GTX 650 Ti Boost Roundup (ASUS, EVGA, Gigabyte, Galaxy, MSI)
NVIDIA’s GTX 650 Ti Boost quite literally came out of nowhere and turned the mid-range market on its head. This was done through the Boost’s introduction alongside some strategic price juggling on the GTX 650 Ti and GTX 660. As a result, NVIDIA has been able to achieve near-dominance in several segments without all that much effort.
With the $170 GTX 650 Ti Boost quickly becoming the go-to card for gamers who want excellent performance without spending an arm and a leg, it’s only natural that board partners would be quick to respond with their own versions. Indeed, there has been a literal flood of choices hitting the market and unlike previous generations, all of them tack a mere $10 or less onto the GTX 650 Ti Boost’s reference price. In this article, we are taking a look at five examples from premier board partners like ASUS, EVGA, Galaxy, Gigabyte and MSI, all of which are widely available from retailers.

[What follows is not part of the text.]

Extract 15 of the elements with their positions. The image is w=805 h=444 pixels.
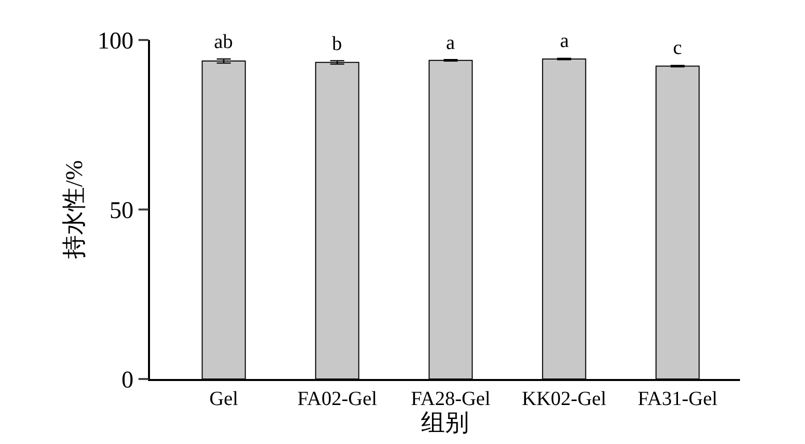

Since the GTX 650 Ti Boost introduces GeForce Boost into the sub-$199 price point, a number of factors have to be taken into account. Maximum and average clock speeds are now largely determined by TDP which means core temperatures become a primary factor when the drivers and onboard systems determine engine frequencies. This should (in theory) allow manufacturers with better heatsinks to achieve better performance. In addition, no two cores are alike so there may be very minor frequency variances between similarly clocked cards.
When it comes to card versus card comparisons, let’s state the obvious first: once again, none of NVIDIA’s board partners have touched the GTX 650 Ti Boost’s memory frequencies. According to our conversations with several of them, increasing the GDDR5’s data rate would have necessitated time-consuming binning procedures without having a meaningful impact on performance. As such, they’ve elected to focus on graphics engine speeds.
The ASUS, Gigabyte and MSI cards all have very similar out-of-box core overclocks with their resulting Boost speeds being the main point of differentiation. Out of the three, MSI has their BIOS-defined Power Limit set at a slightly higher level than Gigabyte or ASUS which ensured better consistency across the games we tested. Ironically, the $170 Gigabyte card may have the highest “on paper” specifications but it lags slightly behind in terms of overall speeds.
Galaxy and EVGA start from very different ends of the spectrum. Galaxy has decided to leave their card at reference frequencies and even though they have a phenomenal heatsink design, speeds lag slightly behind those our original GTX 650 Ti Boost displayed. As we discussed, this may be due to actual core differentiation but average performance was exactly equal to a standard GTX 650 Ti Boost. EVGA’s Superclocked meanwhile is able to remain well ahead with some impressive Boost frequencies which plateaued above the 1200MHz mark on a regular basis.